Bir gün sonra Cumhurbaşkanlığı seçimi var.
Son miting Konya'da...
O günlerde, Başbakanlık için adı geçen dönemin Dışişleri Bakanı Ahmet Davutoğlu, bir grup gazeteciyi evinde misafir etti.
Davutoğlu, gerek başkanlık sistemi hakkında gerekse Cumhurbaşkanı- Başbakan arasında yaşanabilecek yetki çatışması noktasında öyle sivri cümleler kurdu ki daha o anda bunların "kayıtdışı" tutulması rica edildi. Ama...
"Yazılabilir" sınırlarda kalan, arşivden çıkardığımız notlarımız da bugüne ışık tutacak yeterli sayıda mesajı barındırıyor.
Bu detaylara girmeden önce şu üç hususun altını çizmekte fayda var:
1- Kurumsal olarak AK Parti'nin, lider olarak Erdoğan'ın, kimin ne yaptığına odaklanmaktan ziyade, "Biz, kendi işimize bakalım" çizgisinde karar kıldığı görülüyor.
2- Eski Başbakan Davutoğlu, şayet birkaç ay daha görevde kalsaydı, güvenlik bürokrasisi başta olmak üzere devlet kurumları ciddi gruplaşmanın eşiğindeydi.
"Reisciler-Hocacılar" ikilemi, söylem olmaktan çıkarak fiiliyatta krize dönüşmekteydi.
3- Erdoğan, Davutoğlu'na güvenini yitirmişti ve bu hususu partinin yetkili isimleriyle de paylaşacak aşamaya gelmişti.
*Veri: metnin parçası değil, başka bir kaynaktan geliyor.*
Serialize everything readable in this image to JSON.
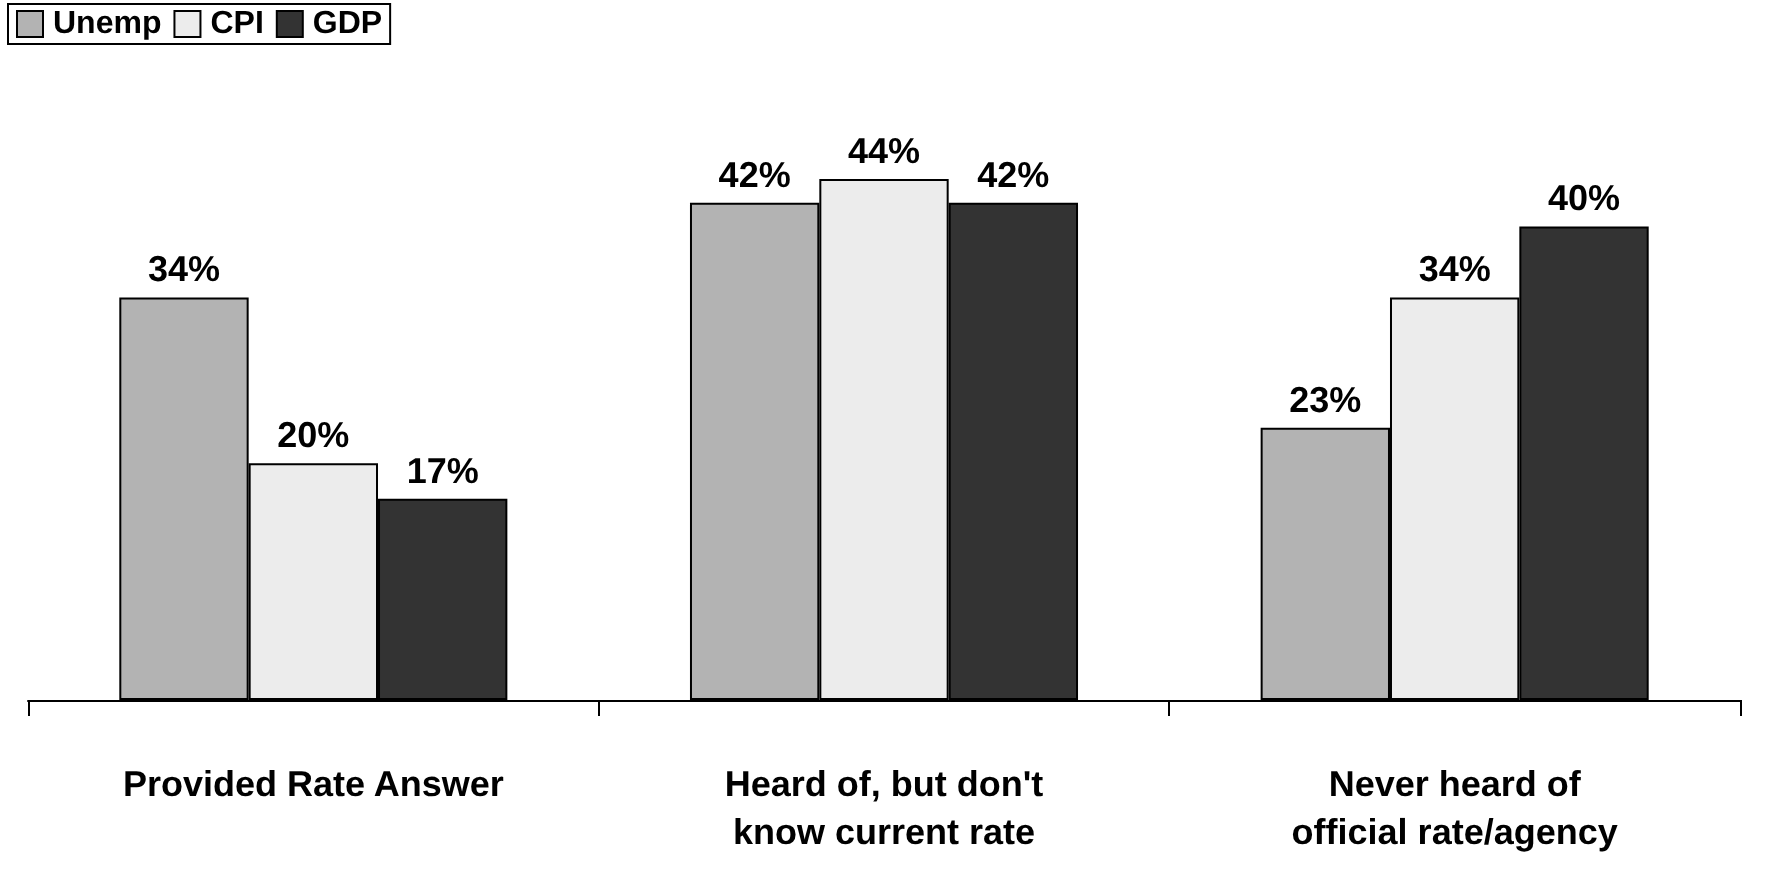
{
  "chart_data": {
    "type": "bar",
    "categories": [
      "Provided Rate Answer",
      "Heard of, but don't\nknow current rate",
      "Never heard of\nofficial rate/agency"
    ],
    "series": [
      {
        "name": "Unemp",
        "color": "#b3b3b3",
        "values": [
          34,
          42,
          23
        ],
        "value_labels": [
          "34%",
          "42%",
          "23%"
        ]
      },
      {
        "name": "CPI",
        "color": "#ececec",
        "values": [
          20,
          44,
          34
        ],
        "value_labels": [
          "20%",
          "44%",
          "34%"
        ]
      },
      {
        "name": "GDP",
        "color": "#333333",
        "values": [
          17,
          42,
          40
        ],
        "value_labels": [
          "17%",
          "42%",
          "40%"
        ]
      }
    ],
    "legend": "top left",
    "grid": false
  }
}
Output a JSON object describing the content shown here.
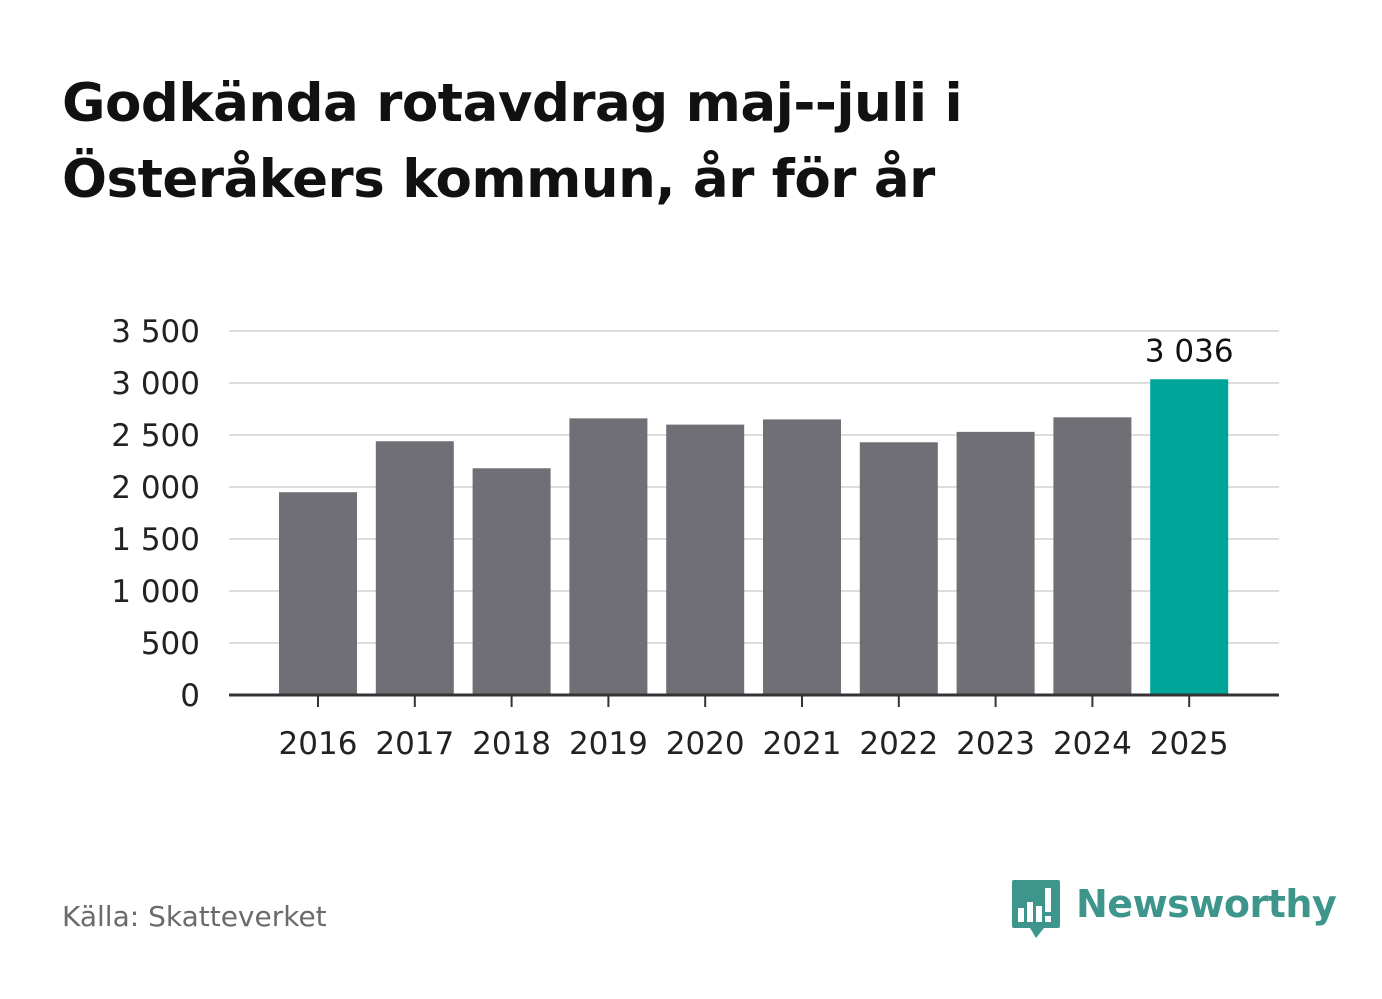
{
  "title": "Godkända rotavdrag maj--juli i Österåkers kommun, år för år",
  "source": "Källa: Skatteverket",
  "brand": {
    "name": "Newsworthy",
    "icon": "newsworthy-logo-icon",
    "color": "#3e958c"
  },
  "colors": {
    "bar": "#706f75",
    "highlight": "#00a59a",
    "grid": "#dddddd",
    "axis": "#333333"
  },
  "chart_data": {
    "type": "bar",
    "title": "Godkända rotavdrag maj--juli i Österåkers kommun, år för år",
    "xlabel": "",
    "ylabel": "",
    "categories": [
      "2016",
      "2017",
      "2018",
      "2019",
      "2020",
      "2021",
      "2022",
      "2023",
      "2024",
      "2025"
    ],
    "values": [
      1950,
      2440,
      2180,
      2660,
      2600,
      2650,
      2430,
      2530,
      2670,
      3036
    ],
    "highlight_index": 9,
    "data_labels": [
      {
        "index": 9,
        "text": "3 036"
      }
    ],
    "ylim": [
      0,
      3500
    ],
    "yticks": [
      0,
      500,
      1000,
      1500,
      2000,
      2500,
      3000,
      3500
    ],
    "ytick_labels": [
      "0",
      "500",
      "1 000",
      "1 500",
      "2 000",
      "2 500",
      "3 000",
      "3 500"
    ],
    "grid": true,
    "legend": "none"
  }
}
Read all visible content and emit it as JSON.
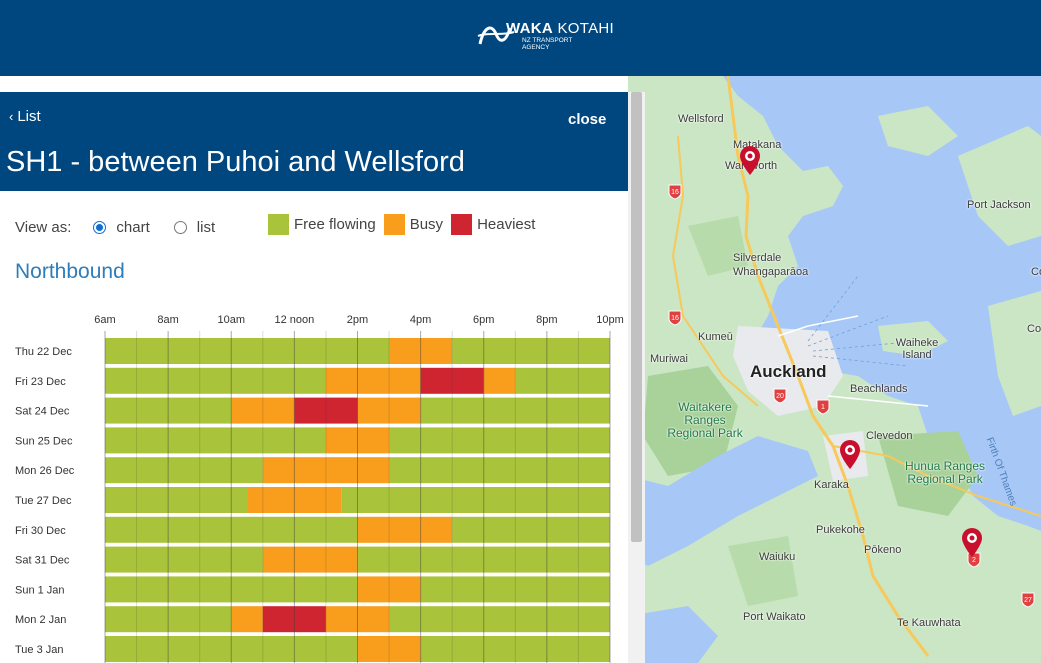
{
  "header": {
    "brand_bold": "WAKA",
    "brand_light": "KOTAHI",
    "brand_sub1": "NZ TRANSPORT",
    "brand_sub2": "AGENCY"
  },
  "panel": {
    "back_label": "List",
    "close_label": "close",
    "title": "SH1 - between Puhoi and Wellsford",
    "view_as_label": "View as:",
    "view_options": [
      "chart",
      "list"
    ],
    "view_selected": "chart",
    "direction": "Northbound"
  },
  "legend": [
    {
      "label": "Free flowing",
      "color": "#a9c43b"
    },
    {
      "label": "Busy",
      "color": "#f99d1c"
    },
    {
      "label": "Heaviest",
      "color": "#cf2531"
    }
  ],
  "chart_data": {
    "type": "heatmap",
    "x_ticks": [
      "6am",
      "8am",
      "10am",
      "12 noon",
      "2pm",
      "4pm",
      "6pm",
      "8pm",
      "10pm"
    ],
    "x_range_hours": [
      6,
      22
    ],
    "levels": {
      "0": "Free flowing",
      "1": "Busy",
      "2": "Heaviest"
    },
    "rows": [
      {
        "day": "Thu 22 Dec",
        "segments": [
          [
            6,
            15,
            0
          ],
          [
            15,
            17,
            1
          ],
          [
            17,
            22,
            0
          ]
        ]
      },
      {
        "day": "Fri 23 Dec",
        "segments": [
          [
            6,
            13,
            0
          ],
          [
            13,
            16,
            1
          ],
          [
            16,
            18,
            2
          ],
          [
            18,
            19,
            1
          ],
          [
            19,
            22,
            0
          ]
        ]
      },
      {
        "day": "Sat 24 Dec",
        "segments": [
          [
            6,
            10,
            0
          ],
          [
            10,
            12,
            1
          ],
          [
            12,
            14,
            2
          ],
          [
            14,
            16,
            1
          ],
          [
            16,
            22,
            0
          ]
        ]
      },
      {
        "day": "Sun 25 Dec",
        "segments": [
          [
            6,
            13,
            0
          ],
          [
            13,
            15,
            1
          ],
          [
            15,
            22,
            0
          ]
        ]
      },
      {
        "day": "Mon 26 Dec",
        "segments": [
          [
            6,
            11,
            0
          ],
          [
            11,
            15,
            1
          ],
          [
            15,
            22,
            0
          ]
        ]
      },
      {
        "day": "Tue 27 Dec",
        "segments": [
          [
            6,
            10.5,
            0
          ],
          [
            10.5,
            13.5,
            1
          ],
          [
            13.5,
            22,
            0
          ]
        ]
      },
      {
        "day": "Fri 30 Dec",
        "segments": [
          [
            6,
            14,
            0
          ],
          [
            14,
            17,
            1
          ],
          [
            17,
            22,
            0
          ]
        ]
      },
      {
        "day": "Sat 31 Dec",
        "segments": [
          [
            6,
            11,
            0
          ],
          [
            11,
            14,
            1
          ],
          [
            14,
            22,
            0
          ]
        ]
      },
      {
        "day": "Sun 1 Jan",
        "segments": [
          [
            6,
            14,
            0
          ],
          [
            14,
            16,
            1
          ],
          [
            16,
            22,
            0
          ]
        ]
      },
      {
        "day": "Mon 2 Jan",
        "segments": [
          [
            6,
            10,
            0
          ],
          [
            10,
            11,
            1
          ],
          [
            11,
            13,
            2
          ],
          [
            13,
            15,
            1
          ],
          [
            15,
            22,
            0
          ]
        ]
      },
      {
        "day": "Tue 3 Jan",
        "segments": [
          [
            6,
            14,
            0
          ],
          [
            14,
            16,
            1
          ],
          [
            16,
            22,
            0
          ]
        ]
      }
    ]
  },
  "map": {
    "labels": [
      "Wellsford",
      "Matakana",
      "Warkworth",
      "Port Jackson",
      "Silverdale",
      "Whangaparāoa",
      "Kumeū",
      "Waiheke Island",
      "Muriwai",
      "Auckland",
      "Beachlands",
      "Waitakere Ranges Regional Park",
      "Clevedon",
      "Hunua Ranges Regional Park",
      "Karaka",
      "Firth Of Thames",
      "Pukekohe",
      "Waiuku",
      "Pōkeno",
      "Port Waikato",
      "Te Kauwhata",
      "Co",
      "Co"
    ],
    "route_shields": [
      "16",
      "16",
      "20",
      "1",
      "2",
      "27"
    ]
  }
}
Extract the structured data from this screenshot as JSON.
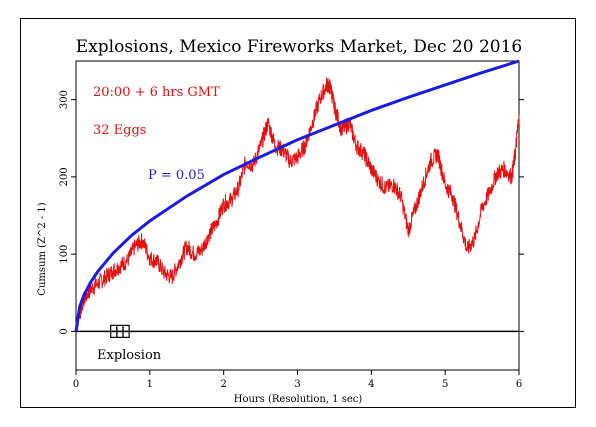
{
  "chart_data": {
    "type": "line",
    "title": "Explosions, Mexico Fireworks Market, Dec 20 2016",
    "xlabel": "Hours (Resolution, 1 sec)",
    "ylabel": "Cumsum (Z^2 - 1)",
    "xlim": [
      0,
      6
    ],
    "ylim": [
      -50,
      350
    ],
    "x_ticks": [
      0,
      1,
      2,
      3,
      4,
      5,
      6
    ],
    "y_ticks": [
      0,
      100,
      200,
      300
    ],
    "annotations": {
      "time_label": "20:00 + 6 hrs GMT",
      "eggs_label": "32 Eggs",
      "p_label": "P = 0.05",
      "event_label": "Explosion"
    },
    "event_marker": {
      "x_start": 0.47,
      "x_end": 0.72,
      "boxes": 3
    },
    "series": [
      {
        "name": "Cumsum",
        "color": "#e41010",
        "x": [
          0,
          0.1,
          0.2,
          0.3,
          0.4,
          0.5,
          0.6,
          0.7,
          0.8,
          0.9,
          1.0,
          1.1,
          1.2,
          1.3,
          1.4,
          1.5,
          1.6,
          1.7,
          1.8,
          1.9,
          2.0,
          2.1,
          2.2,
          2.3,
          2.4,
          2.5,
          2.6,
          2.7,
          2.8,
          2.9,
          3.0,
          3.1,
          3.2,
          3.3,
          3.4,
          3.45,
          3.5,
          3.6,
          3.7,
          3.8,
          3.9,
          4.0,
          4.1,
          4.2,
          4.3,
          4.4,
          4.5,
          4.6,
          4.7,
          4.8,
          4.9,
          5.0,
          5.1,
          5.2,
          5.3,
          5.4,
          5.5,
          5.6,
          5.7,
          5.8,
          5.9,
          5.95,
          6.0
        ],
        "values": [
          5,
          40,
          55,
          62,
          70,
          78,
          85,
          92,
          110,
          118,
          95,
          90,
          75,
          70,
          90,
          110,
          100,
          105,
          125,
          140,
          165,
          170,
          185,
          220,
          215,
          240,
          270,
          240,
          235,
          220,
          225,
          240,
          270,
          300,
          320,
          315,
          290,
          260,
          270,
          240,
          230,
          210,
          195,
          185,
          190,
          175,
          130,
          160,
          190,
          220,
          230,
          190,
          175,
          140,
          105,
          120,
          160,
          180,
          205,
          210,
          200,
          230,
          280
        ]
      },
      {
        "name": "P = 0.05",
        "color": "#1c1ce0",
        "x": [
          0,
          0.05,
          0.1,
          0.2,
          0.3,
          0.5,
          0.75,
          1.0,
          1.5,
          2.0,
          2.5,
          3.0,
          3.5,
          4.0,
          4.5,
          5.0,
          5.5,
          6.0
        ],
        "values": [
          0,
          32,
          45,
          64,
          78,
          101,
          124,
          143,
          175,
          203,
          226,
          248,
          267,
          286,
          303,
          319,
          335,
          350
        ]
      }
    ]
  }
}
AK Parti o kadar ciddi sınavlardan geçti ki oluşan teamüller AK Parti'yi korur.
Beklendi ki... Daha önce ANAP'ta, CHP'de olduğu gibi fraksiyonlaşsınlar, şucular densin, bucular densin... Bu fraksiyonlaşma AK Parti'de doğdu mu?
Gezi'den bu yana, "Acaba Erdoğan'ı şöyle bir kenara koyabilir miyiz?" Hedef bu! Ne vefa duygusuna sahip AK Parti kadroları Sn Erdoğan'ın kenara itilmesine izin verir ne siyasetin doğası buna imkan tanır ne de 2023 ideali varken tutup da gereksiz bir tartışmanın içine girilir.